When running any sort of campaign, be it political, charitable or even social, canvassing is the most effective way to spread your message. Broadly speaking, canvassing refers to direct outreach to potential supporters of a cause. In political campaigns, canvassing usually entails block walking — knocking on the door of every house on the block to share your message with its residents. For charitable and social campaigns, canvassing involves handing out flyers in public or approaching people on the street to discuss your cause. Canvassing isn’t about bothering people — it’s about disseminating information to the public in a constructive, non-intrusive way. Considering this, it’s vexing that UTD has forbidden practically all forms of canvassing in Student Government elections.
When it comes to political campaigns, canvassing is a critical tool because it enables any candidate or party to directly reach out to the community they hope to represent. For up-and-coming, unestablished candidates, canvassing is the only way to get their name out and connect with potential voters. As a member of Beto O’Rourke’s U.S. Senate campaign, I witnessed the importance of canvassing firsthand. Beto’s campaign strategy was successful because it relied on a grassroots team of canvassing volunteers who knocked on doors, distributed flyers and passed out stickers to potential voters all over Texas. When Beto started his campaign in early 2017, he was little-known outside of El Paso, but by election day, he was a household name. Using the power of canvassing, Beto garnered the support of an impressive 48.3% of Texas voters. Insofar as Beto gave these voters a voice, he showed how important canvassing is to free speech and democracy.

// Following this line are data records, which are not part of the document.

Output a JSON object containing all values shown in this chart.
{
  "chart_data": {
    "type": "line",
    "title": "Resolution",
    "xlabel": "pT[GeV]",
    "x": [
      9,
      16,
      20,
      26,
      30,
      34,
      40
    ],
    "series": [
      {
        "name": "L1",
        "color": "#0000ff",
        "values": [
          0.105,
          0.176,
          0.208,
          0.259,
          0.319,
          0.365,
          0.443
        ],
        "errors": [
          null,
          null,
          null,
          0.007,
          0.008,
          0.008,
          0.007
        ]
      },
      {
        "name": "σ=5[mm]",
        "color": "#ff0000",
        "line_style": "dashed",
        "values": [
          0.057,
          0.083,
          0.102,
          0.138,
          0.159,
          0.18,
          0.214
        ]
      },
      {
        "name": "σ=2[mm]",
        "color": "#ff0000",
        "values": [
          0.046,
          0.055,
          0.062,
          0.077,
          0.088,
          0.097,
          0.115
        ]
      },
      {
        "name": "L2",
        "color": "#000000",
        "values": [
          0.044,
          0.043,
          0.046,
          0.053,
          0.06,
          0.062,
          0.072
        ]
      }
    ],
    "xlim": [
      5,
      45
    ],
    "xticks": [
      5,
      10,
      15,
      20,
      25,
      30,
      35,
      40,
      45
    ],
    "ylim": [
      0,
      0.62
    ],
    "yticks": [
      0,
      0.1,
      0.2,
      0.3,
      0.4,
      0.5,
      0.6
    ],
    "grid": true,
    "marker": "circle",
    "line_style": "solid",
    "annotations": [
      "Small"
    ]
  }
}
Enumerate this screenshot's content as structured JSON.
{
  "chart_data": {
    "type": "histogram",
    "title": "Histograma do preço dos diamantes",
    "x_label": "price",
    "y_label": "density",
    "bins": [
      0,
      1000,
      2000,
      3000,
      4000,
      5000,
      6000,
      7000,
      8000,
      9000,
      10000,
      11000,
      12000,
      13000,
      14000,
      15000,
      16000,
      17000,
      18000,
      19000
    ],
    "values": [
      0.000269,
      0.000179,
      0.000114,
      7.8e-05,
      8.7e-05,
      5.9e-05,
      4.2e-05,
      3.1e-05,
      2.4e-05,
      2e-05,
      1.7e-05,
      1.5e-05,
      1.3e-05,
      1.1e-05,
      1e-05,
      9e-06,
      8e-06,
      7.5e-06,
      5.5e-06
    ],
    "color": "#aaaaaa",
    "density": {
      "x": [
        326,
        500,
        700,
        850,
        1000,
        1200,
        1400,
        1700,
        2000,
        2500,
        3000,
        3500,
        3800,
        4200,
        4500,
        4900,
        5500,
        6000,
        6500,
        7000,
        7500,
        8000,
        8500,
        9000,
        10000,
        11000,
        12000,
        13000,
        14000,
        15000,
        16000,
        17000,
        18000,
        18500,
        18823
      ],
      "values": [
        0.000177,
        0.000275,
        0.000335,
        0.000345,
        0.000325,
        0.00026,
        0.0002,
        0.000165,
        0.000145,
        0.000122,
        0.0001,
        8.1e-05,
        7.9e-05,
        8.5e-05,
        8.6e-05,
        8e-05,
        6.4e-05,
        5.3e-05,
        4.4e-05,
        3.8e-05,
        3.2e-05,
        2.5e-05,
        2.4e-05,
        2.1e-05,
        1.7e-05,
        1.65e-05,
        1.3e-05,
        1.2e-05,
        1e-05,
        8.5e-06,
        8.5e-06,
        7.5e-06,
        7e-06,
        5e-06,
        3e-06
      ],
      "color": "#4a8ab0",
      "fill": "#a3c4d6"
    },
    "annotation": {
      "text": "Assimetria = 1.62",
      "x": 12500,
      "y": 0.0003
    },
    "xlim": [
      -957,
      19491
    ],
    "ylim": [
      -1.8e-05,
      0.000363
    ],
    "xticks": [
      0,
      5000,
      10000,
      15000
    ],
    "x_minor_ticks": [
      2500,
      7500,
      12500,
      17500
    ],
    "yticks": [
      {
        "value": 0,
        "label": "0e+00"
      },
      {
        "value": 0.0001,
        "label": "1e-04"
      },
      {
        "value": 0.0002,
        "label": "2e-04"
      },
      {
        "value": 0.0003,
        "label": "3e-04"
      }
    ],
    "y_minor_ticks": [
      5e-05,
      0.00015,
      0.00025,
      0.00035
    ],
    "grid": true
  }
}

Yet, despite the widespread use — and demonstrated effectiveness — of canvassing, UTD still severely limits students’ ability to do it. In several emails, Student Government candidates were told they were not allowed to actively approach students on campus for election-related purposes. This put several campaigns on hold because they couldn’t approach potential voters, even if they were in public spaces on campus. Essentially, they had to run campaigns without campaigning.
What happens in elections where canvassing is prohibited? Oftentimes, they turn into a popularity contest. Candidates fall back on their friends and pre-existing social ties to garner votes, leaving the majority of potential voters uninformed and unengaged. In the long-run, voter turnout falls, elections become less meritocratic and establishment candidates are given an unfair advantage. Some opponents of canvassing claim that it merely pesters students, but this concern is misguided. Canvassers are careful not to be bothersome because it is counterproductive. Annoyed students are less likely to vote, and if they do vote, it usually won’t be for the candidate that badgered them. If UTD is concerned about campaigns excessively pestering students, they can prohibit campaigns from continuing to nag students after they have already expressed disinterest. These rules are subjective, but determining whether canvassing is restrained or excessive is typically straightforward.
When asked why canvassing is banned, Student Government officials stated that approaching students is “hawking.” I’d argue that hawking is not simply approaching students in public; it should be interpreted as continuing to accost students after they have turned you away, harassing students by following them or yelling at students as they walk around campus. This definition prohibits campaigns from excessively bothering students, but it gives them the latitude to meaningfully reach out to potential voters and inform them about their platform.
How come, when anti-abortion activists are allowed to approach students with graphic images outside the Student Union, and fraternities are licensed to blast music on the Plinth, the university forbids Student Government campaigns from any and all canvassing? In order to make Student Government elections more meaningful and engaging, UTD should enforce its policies with a less all-encompassing definition of “hawking” and permit campaigners to unobtrusively approach students in public spaces on campus.
Thomas Hobohm is an economics sophomore from Dallas.